La deportazione dei sappisti. Evaristo Saccani e Mario Vietta

Nel gennaio 1945 la 78° Brigata Garibaldi Sap subì colpi durissimi - arresti, deportazioni, uccisioni – fu quindi costretta ad abbandonare la pianura e trasferirsi sui monti dove assunse il nome di 178° Brigata Garibaldi Sap.

Tra le vittime della deportazione vi furono diversi sappisti, tra cui Evaristo Saccani e Mario Vietta. Saccani era nato a Sorbolo il 14 aprile 1911, di mestiere bracciante, sappista dal settembre 1944 col nome di battaglia “Pellico”: incaricato di sovraintendere l’attività partigiana a Coenzo, fu arrestato il 2 gennaio 1945 a seguito di una delazione. Vietta era più giovane, nato il 14 luglio 1925 a Mezzano Superiore, di professione manovale, fu arrestato il 10 dicembre 1944.

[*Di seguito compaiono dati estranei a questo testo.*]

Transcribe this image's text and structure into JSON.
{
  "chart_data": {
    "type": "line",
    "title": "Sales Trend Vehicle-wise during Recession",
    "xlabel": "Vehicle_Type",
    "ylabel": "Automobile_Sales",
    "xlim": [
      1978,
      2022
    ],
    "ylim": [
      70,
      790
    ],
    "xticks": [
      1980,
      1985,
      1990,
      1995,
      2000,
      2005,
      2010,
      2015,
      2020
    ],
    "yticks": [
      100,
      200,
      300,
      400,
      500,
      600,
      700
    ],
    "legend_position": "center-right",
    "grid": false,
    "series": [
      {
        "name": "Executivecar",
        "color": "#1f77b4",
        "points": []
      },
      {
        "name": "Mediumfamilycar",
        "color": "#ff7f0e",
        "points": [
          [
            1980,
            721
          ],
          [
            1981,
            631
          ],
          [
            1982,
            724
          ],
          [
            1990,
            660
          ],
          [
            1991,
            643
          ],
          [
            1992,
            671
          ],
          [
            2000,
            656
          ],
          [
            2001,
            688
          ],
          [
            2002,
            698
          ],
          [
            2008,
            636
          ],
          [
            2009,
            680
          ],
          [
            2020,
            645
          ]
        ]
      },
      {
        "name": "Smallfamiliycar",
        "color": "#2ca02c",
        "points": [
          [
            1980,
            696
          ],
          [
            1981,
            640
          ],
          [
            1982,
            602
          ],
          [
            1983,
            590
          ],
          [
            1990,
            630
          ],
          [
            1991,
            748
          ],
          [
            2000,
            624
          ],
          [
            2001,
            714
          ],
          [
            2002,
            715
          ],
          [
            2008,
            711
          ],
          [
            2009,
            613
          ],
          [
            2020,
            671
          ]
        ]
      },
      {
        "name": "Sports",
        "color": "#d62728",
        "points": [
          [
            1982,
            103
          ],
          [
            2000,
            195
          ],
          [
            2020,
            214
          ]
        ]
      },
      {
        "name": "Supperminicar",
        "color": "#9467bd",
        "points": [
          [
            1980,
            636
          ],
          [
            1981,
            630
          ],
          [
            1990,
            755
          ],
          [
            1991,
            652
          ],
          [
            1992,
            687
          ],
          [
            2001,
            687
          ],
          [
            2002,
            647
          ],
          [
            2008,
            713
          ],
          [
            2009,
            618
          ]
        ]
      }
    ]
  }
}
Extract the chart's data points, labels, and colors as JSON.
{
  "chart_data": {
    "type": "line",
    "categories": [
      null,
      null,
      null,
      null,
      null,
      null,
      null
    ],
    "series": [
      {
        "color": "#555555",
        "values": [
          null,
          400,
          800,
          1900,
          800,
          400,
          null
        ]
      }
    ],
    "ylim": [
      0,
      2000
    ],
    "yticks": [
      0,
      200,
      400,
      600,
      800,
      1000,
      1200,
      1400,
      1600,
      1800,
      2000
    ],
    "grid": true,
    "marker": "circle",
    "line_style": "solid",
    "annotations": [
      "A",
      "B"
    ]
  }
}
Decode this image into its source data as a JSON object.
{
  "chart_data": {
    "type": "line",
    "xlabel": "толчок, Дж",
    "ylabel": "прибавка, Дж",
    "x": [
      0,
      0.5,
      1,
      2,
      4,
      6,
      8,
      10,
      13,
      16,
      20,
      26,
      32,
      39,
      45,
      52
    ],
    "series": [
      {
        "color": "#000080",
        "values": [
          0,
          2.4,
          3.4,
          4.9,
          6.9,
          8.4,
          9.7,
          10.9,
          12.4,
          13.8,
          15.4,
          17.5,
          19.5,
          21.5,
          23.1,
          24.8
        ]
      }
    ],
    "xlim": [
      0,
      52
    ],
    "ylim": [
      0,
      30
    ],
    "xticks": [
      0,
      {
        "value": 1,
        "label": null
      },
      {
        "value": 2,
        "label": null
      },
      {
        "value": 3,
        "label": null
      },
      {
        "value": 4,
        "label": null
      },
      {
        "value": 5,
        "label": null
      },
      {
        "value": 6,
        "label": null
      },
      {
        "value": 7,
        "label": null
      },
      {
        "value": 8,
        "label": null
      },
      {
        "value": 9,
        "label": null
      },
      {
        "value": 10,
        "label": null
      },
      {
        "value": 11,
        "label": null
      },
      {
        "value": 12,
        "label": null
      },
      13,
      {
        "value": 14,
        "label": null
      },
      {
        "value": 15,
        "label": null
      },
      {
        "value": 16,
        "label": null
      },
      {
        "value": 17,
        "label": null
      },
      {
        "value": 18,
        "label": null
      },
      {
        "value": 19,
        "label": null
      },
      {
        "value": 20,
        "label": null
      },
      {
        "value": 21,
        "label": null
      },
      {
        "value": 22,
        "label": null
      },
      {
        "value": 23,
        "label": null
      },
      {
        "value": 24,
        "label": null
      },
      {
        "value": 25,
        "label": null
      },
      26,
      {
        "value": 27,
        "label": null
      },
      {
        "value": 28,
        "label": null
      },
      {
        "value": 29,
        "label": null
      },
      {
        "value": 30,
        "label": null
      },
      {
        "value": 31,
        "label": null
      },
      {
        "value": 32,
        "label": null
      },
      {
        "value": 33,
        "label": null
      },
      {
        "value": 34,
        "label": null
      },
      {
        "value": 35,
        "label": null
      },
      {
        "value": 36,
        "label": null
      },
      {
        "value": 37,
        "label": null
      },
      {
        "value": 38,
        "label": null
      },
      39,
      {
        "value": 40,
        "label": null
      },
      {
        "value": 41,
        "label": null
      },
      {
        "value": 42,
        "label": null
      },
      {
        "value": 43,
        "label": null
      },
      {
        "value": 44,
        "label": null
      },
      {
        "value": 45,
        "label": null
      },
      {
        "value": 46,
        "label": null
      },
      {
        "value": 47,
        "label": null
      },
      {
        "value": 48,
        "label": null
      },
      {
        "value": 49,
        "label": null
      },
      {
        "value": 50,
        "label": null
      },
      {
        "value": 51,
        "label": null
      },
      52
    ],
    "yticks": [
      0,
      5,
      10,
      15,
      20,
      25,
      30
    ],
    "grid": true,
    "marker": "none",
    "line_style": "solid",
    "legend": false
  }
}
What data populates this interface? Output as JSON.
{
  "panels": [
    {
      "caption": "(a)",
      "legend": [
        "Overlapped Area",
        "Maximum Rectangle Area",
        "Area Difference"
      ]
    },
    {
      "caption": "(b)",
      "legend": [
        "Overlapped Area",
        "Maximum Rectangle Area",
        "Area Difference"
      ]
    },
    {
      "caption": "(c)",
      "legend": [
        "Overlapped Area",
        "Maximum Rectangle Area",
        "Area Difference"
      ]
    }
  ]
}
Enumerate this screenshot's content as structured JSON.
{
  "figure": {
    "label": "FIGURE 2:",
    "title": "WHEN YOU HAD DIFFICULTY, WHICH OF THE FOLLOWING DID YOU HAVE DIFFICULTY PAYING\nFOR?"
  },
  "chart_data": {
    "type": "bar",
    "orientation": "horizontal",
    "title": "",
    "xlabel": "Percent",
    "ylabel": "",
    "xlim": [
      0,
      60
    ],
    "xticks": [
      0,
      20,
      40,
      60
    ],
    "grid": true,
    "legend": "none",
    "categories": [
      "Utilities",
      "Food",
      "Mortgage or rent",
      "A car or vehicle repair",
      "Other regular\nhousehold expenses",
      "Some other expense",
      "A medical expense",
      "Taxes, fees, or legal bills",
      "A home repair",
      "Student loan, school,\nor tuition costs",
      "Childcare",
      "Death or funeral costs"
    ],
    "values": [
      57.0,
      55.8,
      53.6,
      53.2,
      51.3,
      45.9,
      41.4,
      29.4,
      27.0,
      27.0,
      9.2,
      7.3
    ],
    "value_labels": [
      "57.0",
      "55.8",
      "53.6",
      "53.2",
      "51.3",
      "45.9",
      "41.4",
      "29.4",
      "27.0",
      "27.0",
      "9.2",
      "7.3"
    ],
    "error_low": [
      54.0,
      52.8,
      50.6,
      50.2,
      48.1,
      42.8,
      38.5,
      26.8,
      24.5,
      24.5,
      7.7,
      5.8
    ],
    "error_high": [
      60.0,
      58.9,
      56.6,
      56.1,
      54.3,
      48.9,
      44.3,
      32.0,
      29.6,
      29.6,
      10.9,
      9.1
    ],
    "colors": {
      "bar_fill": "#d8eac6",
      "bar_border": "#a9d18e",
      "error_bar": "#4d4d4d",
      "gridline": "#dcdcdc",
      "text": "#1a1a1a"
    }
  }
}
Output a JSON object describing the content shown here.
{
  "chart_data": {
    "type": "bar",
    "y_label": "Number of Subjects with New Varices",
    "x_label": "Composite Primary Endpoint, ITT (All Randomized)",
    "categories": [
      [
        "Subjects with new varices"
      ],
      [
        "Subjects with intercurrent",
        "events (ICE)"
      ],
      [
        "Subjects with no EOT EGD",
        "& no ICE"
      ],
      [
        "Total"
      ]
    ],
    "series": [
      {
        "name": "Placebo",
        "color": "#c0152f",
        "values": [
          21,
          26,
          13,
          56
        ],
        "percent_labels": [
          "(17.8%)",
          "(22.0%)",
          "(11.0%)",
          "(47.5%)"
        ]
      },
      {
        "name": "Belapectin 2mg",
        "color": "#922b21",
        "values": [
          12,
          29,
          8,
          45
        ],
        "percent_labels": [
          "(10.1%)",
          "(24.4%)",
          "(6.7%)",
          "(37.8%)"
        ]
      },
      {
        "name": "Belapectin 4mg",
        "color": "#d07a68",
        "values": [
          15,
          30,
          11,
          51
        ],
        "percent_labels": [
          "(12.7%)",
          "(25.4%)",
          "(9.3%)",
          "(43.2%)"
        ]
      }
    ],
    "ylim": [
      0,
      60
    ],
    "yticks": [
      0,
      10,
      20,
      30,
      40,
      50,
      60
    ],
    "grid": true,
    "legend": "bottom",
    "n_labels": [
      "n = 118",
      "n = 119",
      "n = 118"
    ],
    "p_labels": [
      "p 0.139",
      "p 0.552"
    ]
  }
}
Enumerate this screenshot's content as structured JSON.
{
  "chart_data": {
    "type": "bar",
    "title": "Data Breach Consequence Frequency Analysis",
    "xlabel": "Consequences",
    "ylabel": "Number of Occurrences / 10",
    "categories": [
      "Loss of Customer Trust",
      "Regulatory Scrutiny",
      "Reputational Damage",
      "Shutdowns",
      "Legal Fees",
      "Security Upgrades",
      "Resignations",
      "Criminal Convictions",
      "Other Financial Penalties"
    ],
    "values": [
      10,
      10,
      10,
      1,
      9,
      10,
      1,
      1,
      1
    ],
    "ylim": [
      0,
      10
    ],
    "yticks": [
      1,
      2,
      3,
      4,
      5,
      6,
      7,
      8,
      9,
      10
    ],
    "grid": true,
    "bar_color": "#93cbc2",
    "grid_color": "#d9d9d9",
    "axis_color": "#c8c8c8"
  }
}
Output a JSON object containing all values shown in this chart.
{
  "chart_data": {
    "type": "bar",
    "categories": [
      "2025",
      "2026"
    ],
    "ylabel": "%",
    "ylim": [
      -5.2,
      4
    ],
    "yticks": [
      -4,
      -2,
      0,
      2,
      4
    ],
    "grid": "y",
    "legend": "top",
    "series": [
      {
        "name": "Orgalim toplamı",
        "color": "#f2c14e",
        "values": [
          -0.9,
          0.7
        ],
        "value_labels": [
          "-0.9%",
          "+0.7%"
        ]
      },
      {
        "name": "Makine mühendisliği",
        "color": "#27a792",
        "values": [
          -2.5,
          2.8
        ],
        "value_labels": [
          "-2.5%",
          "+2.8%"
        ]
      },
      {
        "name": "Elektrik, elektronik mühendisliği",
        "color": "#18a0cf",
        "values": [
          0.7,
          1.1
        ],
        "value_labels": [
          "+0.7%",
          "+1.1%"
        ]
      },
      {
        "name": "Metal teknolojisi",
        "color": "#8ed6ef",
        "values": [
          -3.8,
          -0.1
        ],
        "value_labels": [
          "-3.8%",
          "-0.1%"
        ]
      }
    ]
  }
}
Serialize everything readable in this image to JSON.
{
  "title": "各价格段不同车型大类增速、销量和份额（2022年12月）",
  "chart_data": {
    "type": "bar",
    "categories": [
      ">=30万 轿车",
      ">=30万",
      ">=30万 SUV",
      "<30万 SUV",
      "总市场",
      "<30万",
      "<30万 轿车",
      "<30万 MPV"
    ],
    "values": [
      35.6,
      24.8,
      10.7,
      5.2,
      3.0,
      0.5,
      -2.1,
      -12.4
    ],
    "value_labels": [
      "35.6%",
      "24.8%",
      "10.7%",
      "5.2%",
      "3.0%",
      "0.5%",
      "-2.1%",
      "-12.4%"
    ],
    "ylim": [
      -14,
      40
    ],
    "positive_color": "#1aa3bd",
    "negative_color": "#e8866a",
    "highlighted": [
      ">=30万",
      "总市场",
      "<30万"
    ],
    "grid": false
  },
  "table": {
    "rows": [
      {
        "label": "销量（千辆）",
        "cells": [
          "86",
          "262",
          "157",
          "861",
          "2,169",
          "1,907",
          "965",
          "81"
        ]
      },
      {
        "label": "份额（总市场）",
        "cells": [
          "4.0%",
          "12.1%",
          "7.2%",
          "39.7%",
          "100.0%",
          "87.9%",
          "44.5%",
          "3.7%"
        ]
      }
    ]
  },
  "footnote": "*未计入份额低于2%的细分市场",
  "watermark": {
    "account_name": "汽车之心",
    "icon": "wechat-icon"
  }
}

Entrambi subirono la stessa sorte: avviati verso il sistema concentrazionario, furono deportati a Mauthausen da dove non fecero più ritorno. In loro memoria il 10 gennaio 2020 sono state poste due pietre d’inciampo a Mezzani, rispettivamente in via argine destro del Parma 1 per Vietta e in viale Martiri della Libertà 1 per Saccani.